As bolhas de preços são um elemento inerente ao capitalismo. A partir da década de 1980, se tornaram mais frequentes e intensas, em razão da financeirização da economia e desregulação dos mercados. Esse movimento ampliou o número de episódios nos quais ativos atingem valorações descoladas de fundamentos econômicos, tornando as bolhas mais comuns e mais impactantes. Desde então, destacam-se quatro bolhas de grande repercussão: bolha .com, marcada pela valorização excessiva e rápida de empresas do setor de tecnologia no final dos anos 1990 e início dos anos 2000; bolha imobiliária, responsável pela crise financeira global de 2008; a bolha das criptomoedas, caracterizada pela valorização acelerada e posterior queda de ativos digitais ao longo da última década; a bolha das empresas de IA gerativa, fenômeno mais recente, em que empresas ligadas à inteligência artificial experimentam alta especulativa de seus papéis.

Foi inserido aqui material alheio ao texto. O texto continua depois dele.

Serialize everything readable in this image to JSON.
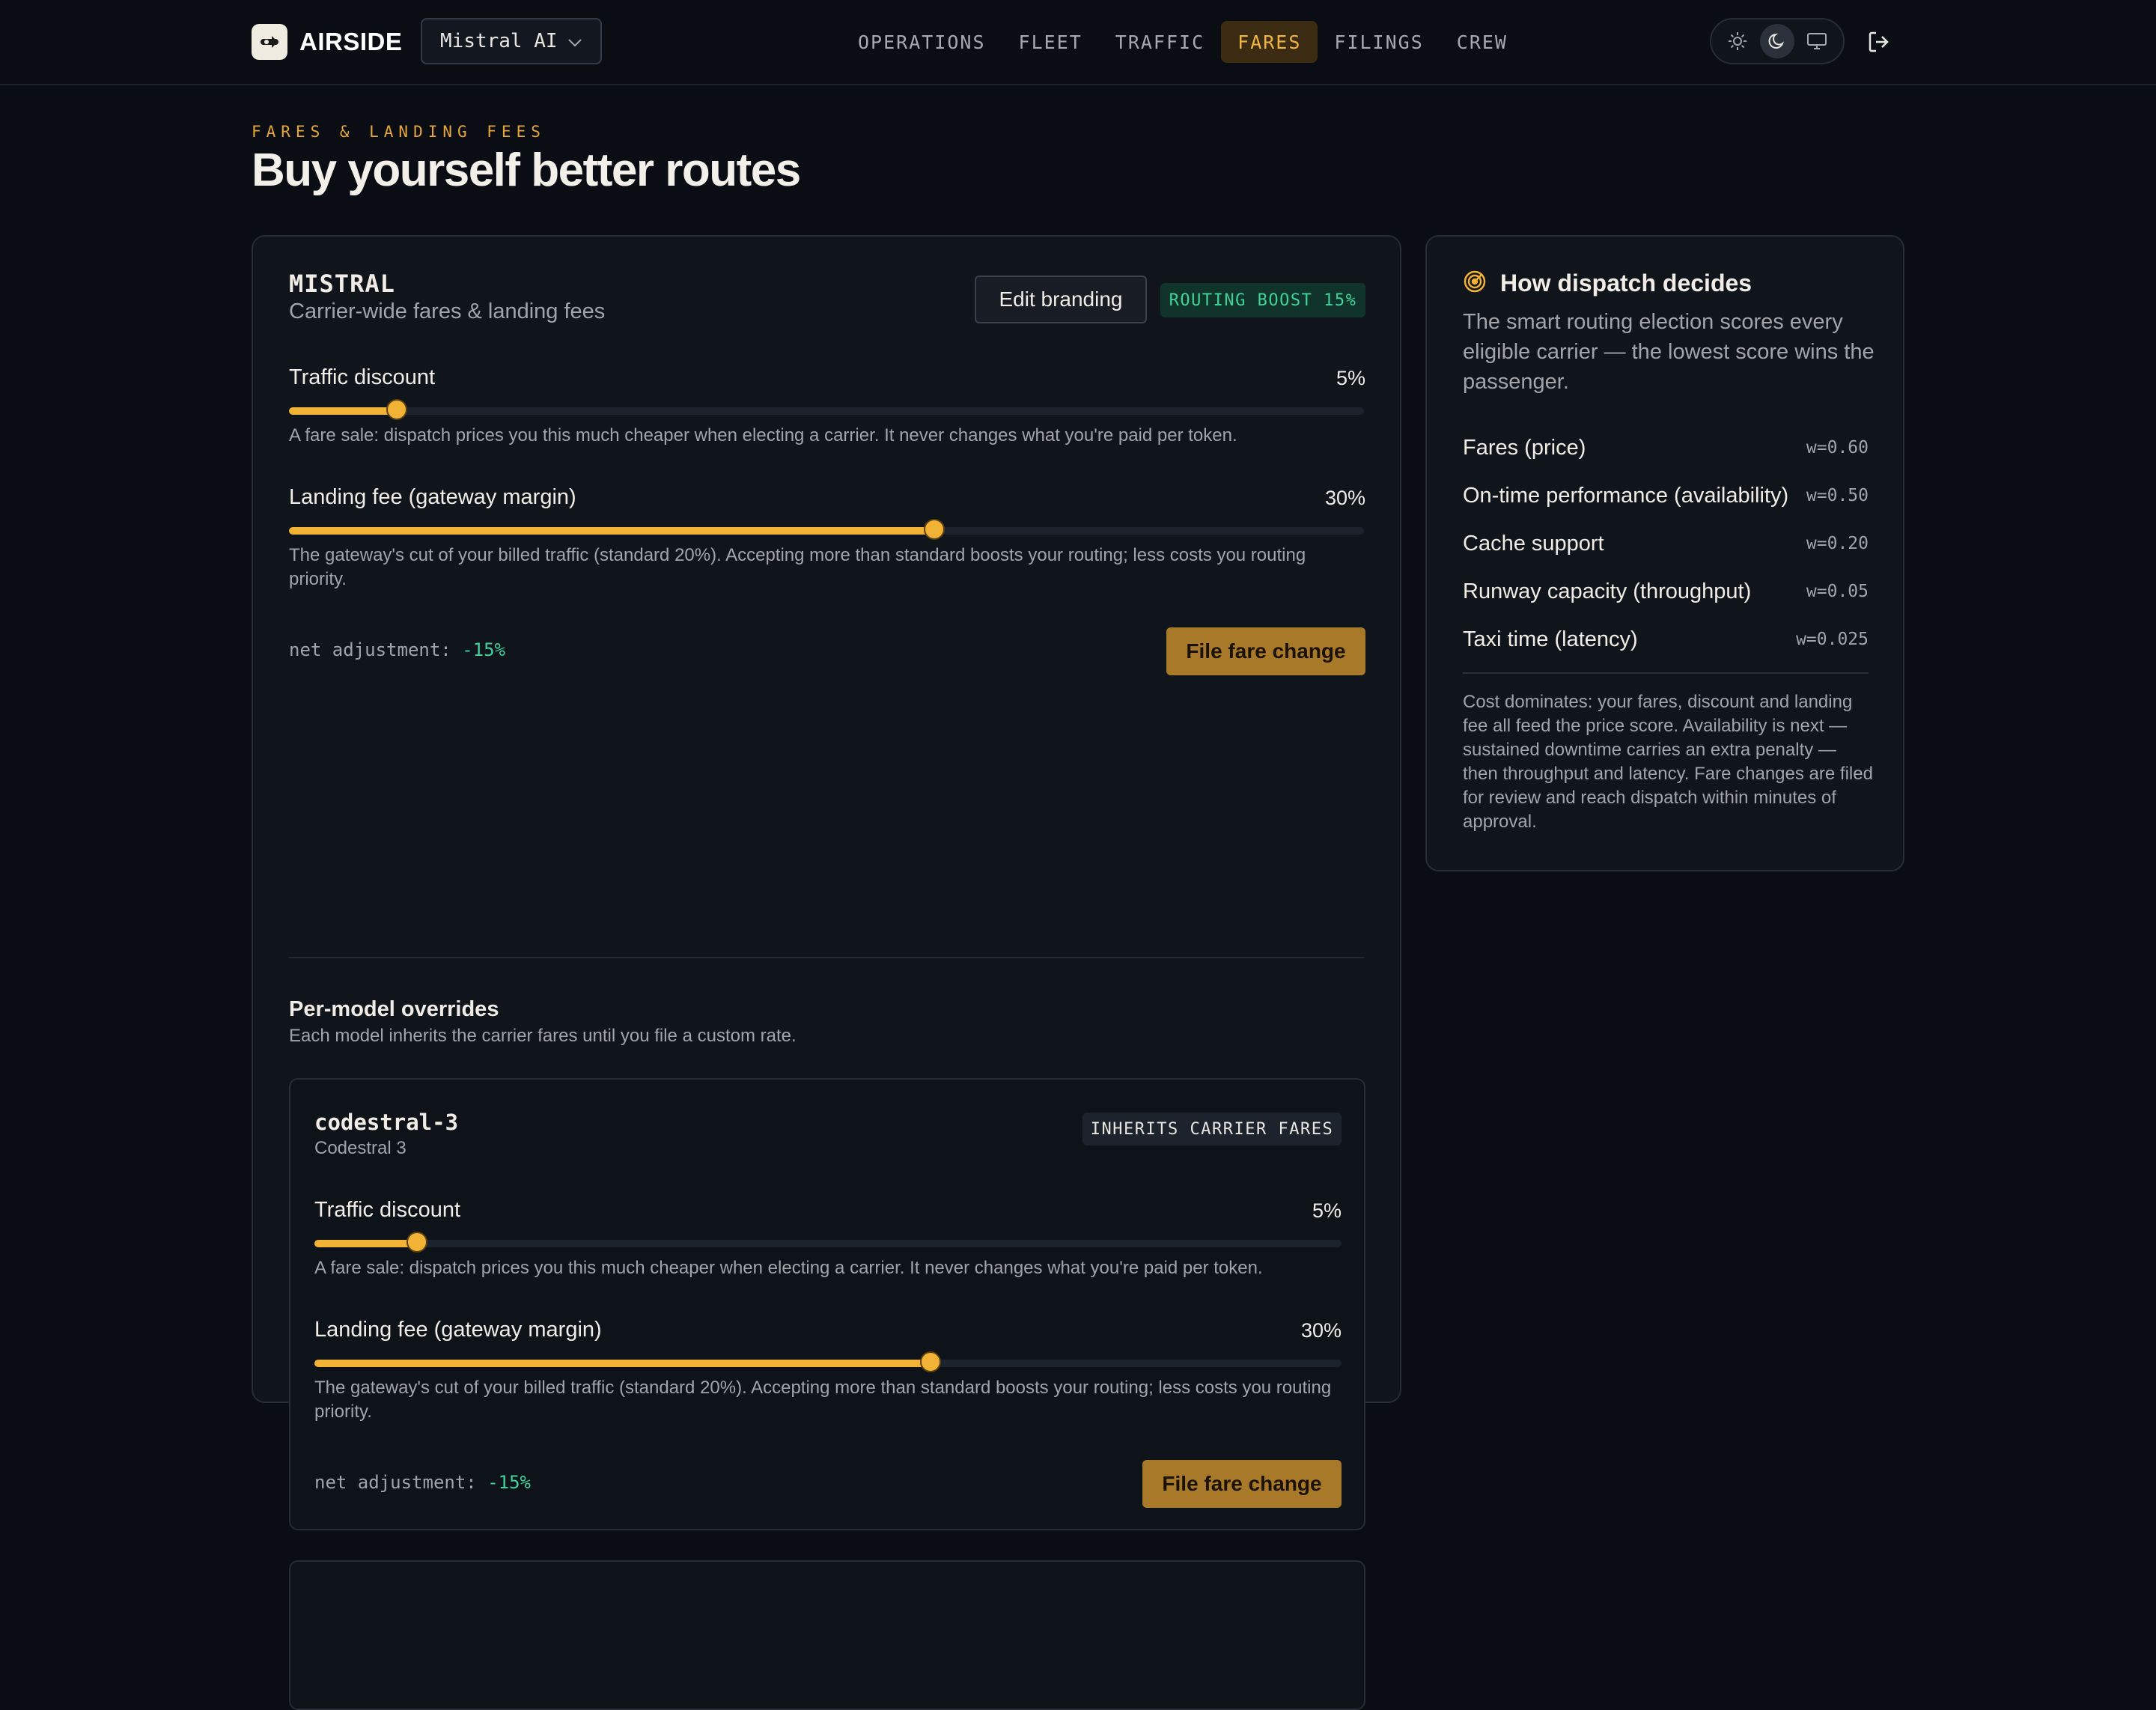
{
  "header": {
    "brand": "AIRSIDE",
    "org_select": "Mistral AI",
    "nav": [
      "OPERATIONS",
      "FLEET",
      "TRAFFIC",
      "FARES",
      "FILINGS",
      "CREW"
    ],
    "active_nav": "FARES",
    "theme_options": [
      "sun-icon",
      "moon-icon",
      "monitor-icon"
    ],
    "active_theme": "moon-icon"
  },
  "page": {
    "eyebrow": "FARES & LANDING FEES",
    "title": "Buy yourself better routes"
  },
  "carrier": {
    "code": "MISTRAL",
    "subtitle": "Carrier-wide fares & landing fees",
    "edit_button": "Edit branding",
    "boost_badge": "ROUTING BOOST 15%",
    "traffic_discount": {
      "label": "Traffic discount",
      "value_text": "5%",
      "percent": 5,
      "help": "A fare sale: dispatch prices you this much cheaper when electing a carrier. It never changes what you're paid per token."
    },
    "landing_fee": {
      "label": "Landing fee (gateway margin)",
      "value_text": "30%",
      "percent": 30,
      "help": "The gateway's cut of your billed traffic (standard 20%). Accepting more than standard boosts your routing; less costs you routing priority."
    },
    "net_label": "net adjustment:",
    "net_value": "-15%",
    "file_button": "File fare change"
  },
  "overrides": {
    "title": "Per-model overrides",
    "subtitle": "Each model inherits the carrier fares until you file a custom rate.",
    "models": [
      {
        "id": "codestral-3",
        "name": "Codestral 3",
        "badge": "INHERITS CARRIER FARES",
        "traffic_discount": {
          "label": "Traffic discount",
          "value_text": "5%",
          "percent": 5,
          "help": "A fare sale: dispatch prices you this much cheaper when electing a carrier. It never changes what you're paid per token."
        },
        "landing_fee": {
          "label": "Landing fee (gateway margin)",
          "value_text": "30%",
          "percent": 30,
          "help": "The gateway's cut of your billed traffic (standard 20%). Accepting more than standard boosts your routing; less costs you routing priority."
        },
        "net_label": "net adjustment:",
        "net_value": "-15%",
        "file_button": "File fare change"
      }
    ]
  },
  "dispatch": {
    "title": "How dispatch decides",
    "description": "The smart routing election scores every eligible carrier — the lowest score wins the passenger.",
    "weights": [
      {
        "label": "Fares (price)",
        "value": "w=0.60"
      },
      {
        "label": "On-time performance (availability)",
        "value": "w=0.50"
      },
      {
        "label": "Cache support",
        "value": "w=0.20"
      },
      {
        "label": "Runway capacity (throughput)",
        "value": "w=0.05"
      },
      {
        "label": "Taxi time (latency)",
        "value": "w=0.025"
      }
    ],
    "note": "Cost dominates: your fares, discount and landing fee all feed the price score. Availability is next — sustained downtime carries an extra penalty — then throughput and latency. Fare changes are filed for review and reach dispatch within minutes of approval."
  },
  "colors": {
    "accent": "#f2b236",
    "positive": "#3fd39a",
    "background": "#0a0e14"
  }
}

Esses episódios têm características comuns recorrentes: narrativa eufórica sobre as possibilidades do setor envolvido, que atrai investidores e fomenta expectativas exageradas; acesso facilitado ao financiamento, permitindo que mais recursos sejam destinados ao segmento, mesmo com riscos crescentes; descolamento entre os lucros correntes das empresas e os preços de suas ações, indicando que a valorização não reflete o desempenho real com valorização especulativa crescente dos ativos nos mercados secundários, impulsionando ainda mais o ciclo de alta; presença de risco sistêmico, ou seja, possibilidade de que o estouro da bolha tenha impactos amplos sobre todo o sistema financeiro e a economia. Entre os elementos citados, o risco sistêmico merece destaque, pois representa a capacidade das bolhas  gerarem efeitos em cadeia na economia. A crise de 2008 é um exemplo emblemático desse processo, tendo sua origem no setor imobiliário e se propagado de forma global e pervasiva.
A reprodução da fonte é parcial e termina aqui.